All in all, this adds up to a system that skews in favor of the wealthy. The Buffett Rule aims to change that.
Dialing Back to Close the Gap
Opponents to increased tax progressiveness argue that it would hurt the economy by stunting job growth and discouraging success. But the United States has a long record of taxing the rich at much higher percentages than we do today, and those policies didn't appear to damage growth. In 1960, the super-rich paid a whopping 70 percent of their payroll income to federal taxes, according to a 2007 report from the Journal of Economic Perspectives.
Today, they pay only 35 percent of payroll income to the federal government. And when you look at total income including capital gains, the tax percentage shrinks even further; the White House report pegs the figure at about 26 percent. Federal tax code changes over the past few decades have overwhelmingly favored the richest Americans, so that millionaires and billionaires now enjoy some of the lowest federal tax rates in American history. This is thanks in large part to policies implemented under Ronald Reagan and George H. W. Bush. Even Obama has gotten into the act by calling for cuts on corporate tax rates.
The middle class, on the other hand, has actually seen an increase in tax rates since 1960.
This overall pattern has contributed to a growing net earnings disparity between rich and poor Americans. By 2007, just before the recession, the income gap had grown to levels unprecedented since 1929.
In its historical context, the Buffett Rule looks more like a slight dial-back than a major reform. Since it would affect only those earning $1 million a year or more, the measure would do relatively little to turn back the high tide of economic inequality.
Hope and Chump Change
The Buffett Rule has been codified somewhat vaguely in the "Paying a Fair Share Act of 2012," which is scheduled for a Senate vote on April 16. Extra income from closing the capital gains loophole could benefit the national economy by raising revenues of about $46.7 billion over the next ten years, according to the Joint Committee on Taxation.
This is no small sum, but in fact it barely makes a dent in the U.S. national deficit and would have a small impact on the federal budget.
More importantly, the Buffett Rule isn't likely to be enacted, and Obama knows it. Chances are slim to none that the Republican majority U.S. House of Representatives will let the bill through.
But backing the measure gives the president a powerful talking point in the lead-up to the November election. Faced with presumptive Republican candidate Mitt Romney, who has been blasted by critics for seeming out of touch with average Americans, Obama knows that touting the Buffett Rule gives him the populist edge.
"[Romney] thinks millionaires and billionaires should keep paying lower tax rates than middle-class families. In fact, Romney himself isn't paying his fair share," said a statement from the Obama campaign. Tax forms released by the Romney campaign show that he made $21 million last year and paid only about 14 percent of that in taxes.

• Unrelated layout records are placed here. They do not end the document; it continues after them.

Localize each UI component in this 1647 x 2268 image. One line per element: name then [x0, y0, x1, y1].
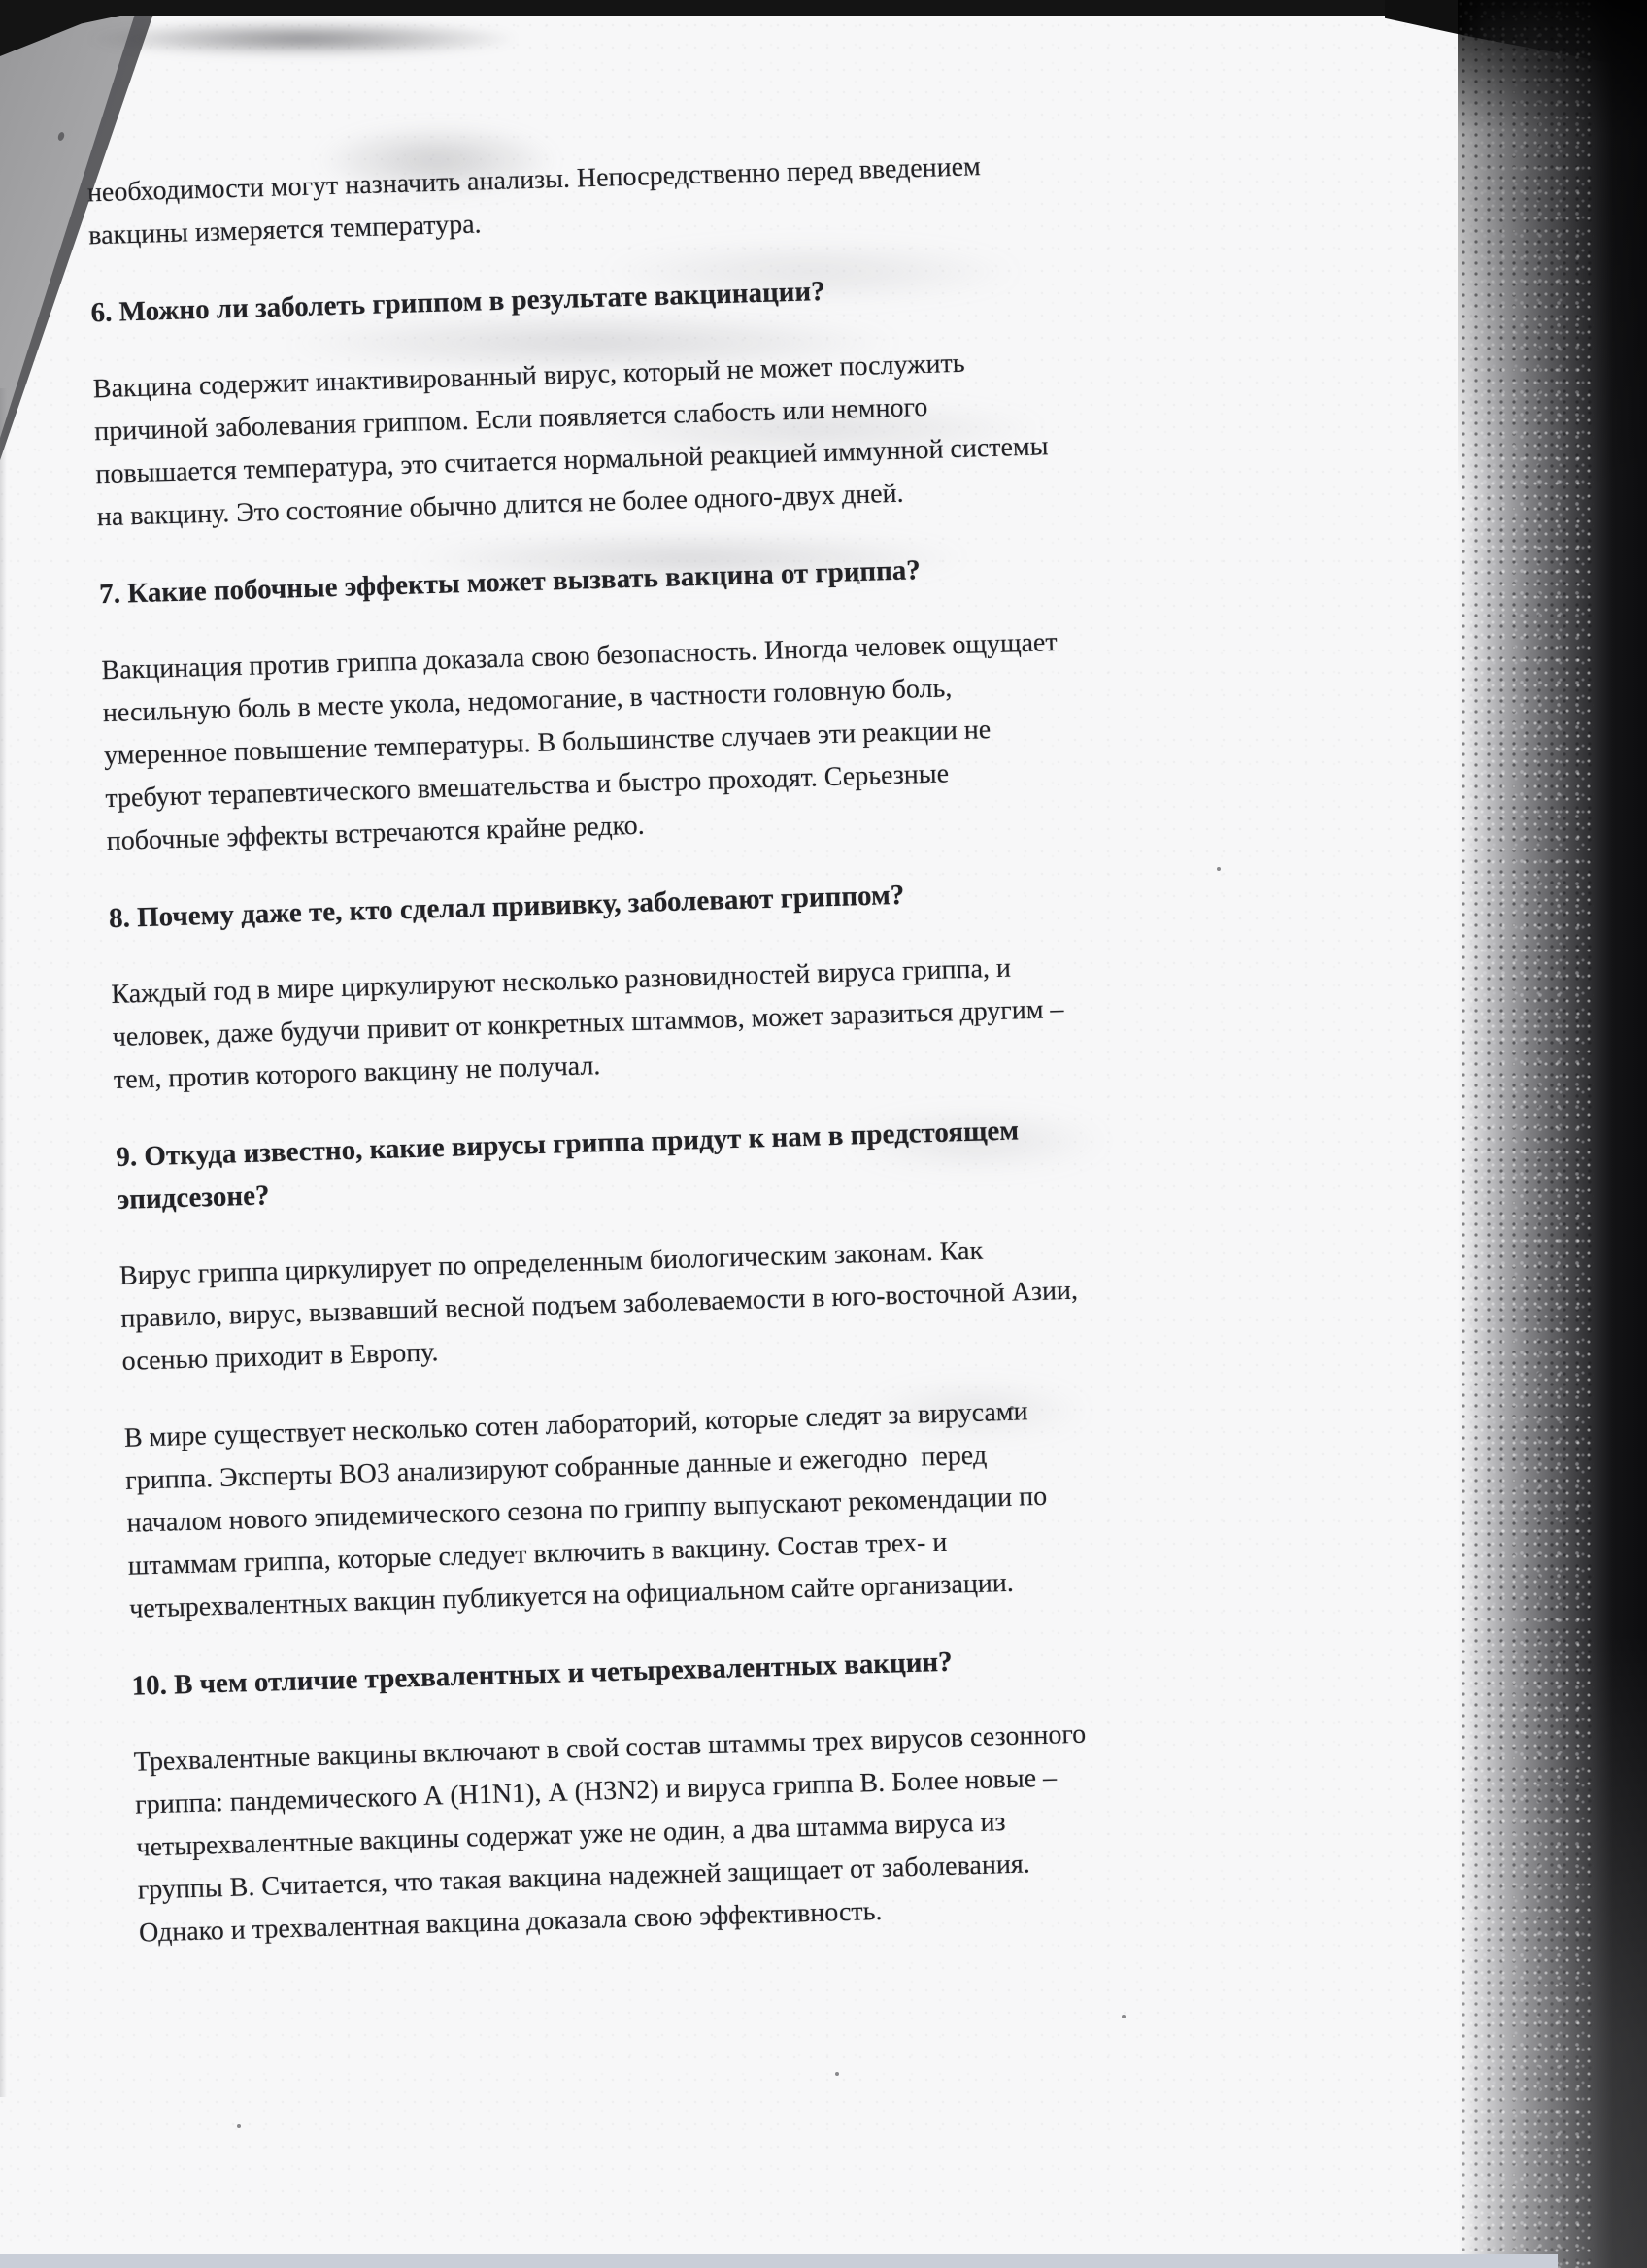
left-edge-shadow	[0, 388, 7, 2097]
scanned-page: необходимости могут назначить анализы. Н…	[0, 0, 1647, 2268]
question-9-answer-paragraph-2: В мире существует несколько сотен лабора…	[123, 1386, 1159, 1630]
question-6-answer: Вакцина содержит инактивированный вирус,…	[92, 338, 1126, 539]
scan-speck	[1217, 867, 1221, 871]
heading-line: 7. Какие побочные эффекты может вызвать …	[99, 543, 1129, 616]
heading-line: 8. Почему даже те, кто сделал прививку, …	[108, 867, 1138, 940]
page-text: необходимости могут назначить анализы. Н…	[0, 0, 1168, 1957]
scan-binding-shadow	[1458, 0, 1647, 2268]
question-8-answer: Каждый год в мире циркулируют несколько …	[111, 944, 1143, 1102]
question-7-answer: Вакцинация против гриппа доказала свою б…	[101, 619, 1136, 863]
scan-speck	[1122, 2015, 1126, 2018]
question-10-answer: Трехвалентные вакцины включают в свой со…	[133, 1711, 1168, 1954]
question-10-heading: 10. В чем отличие трехвалентных и четыре…	[131, 1634, 1161, 1707]
question-9-answer-paragraph-1: Вирус гриппа циркулирует по определенным…	[118, 1224, 1151, 1383]
scan-bottom-strip	[0, 2254, 1558, 2268]
scan-speck	[237, 2124, 241, 2128]
question-9-heading: 9. Откуда известно, какие вирусы гриппа …	[116, 1106, 1147, 1221]
heading-line: 6. Можно ли заболеть гриппом в результат…	[90, 261, 1121, 334]
scan-speck	[835, 2072, 839, 2076]
question-7-heading: 7. Какие побочные эффекты может вызвать …	[99, 543, 1129, 616]
question-6-heading: 6. Можно ли заболеть гриппом в результат…	[90, 261, 1121, 334]
heading-line: 10. В чем отличие трехвалентных и четыре…	[131, 1634, 1161, 1707]
question-8-heading: 8. Почему даже те, кто сделал прививку, …	[108, 867, 1138, 940]
intro-paragraph: необходимости могут назначить анализы. Н…	[86, 142, 1118, 257]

Rhetoric like this will serve Obama well in November, and that's the real purpose of the 2012 Buffett Rule legislation. Even if, by some fluke, the bill passed in Congress, the "Paying a Fair Share Act" would do little to address existing problems with federal tax codes.
A bigger opportunity for change will come up at the end of this year, when Bush-era tax cuts for those making $250,000 or more are set to expire. Obama has called on lawmakers allow the tax codes to revert to their pre-2001 status, and that could benefit the U.S. economy to the tune of $800 billion over the next decade.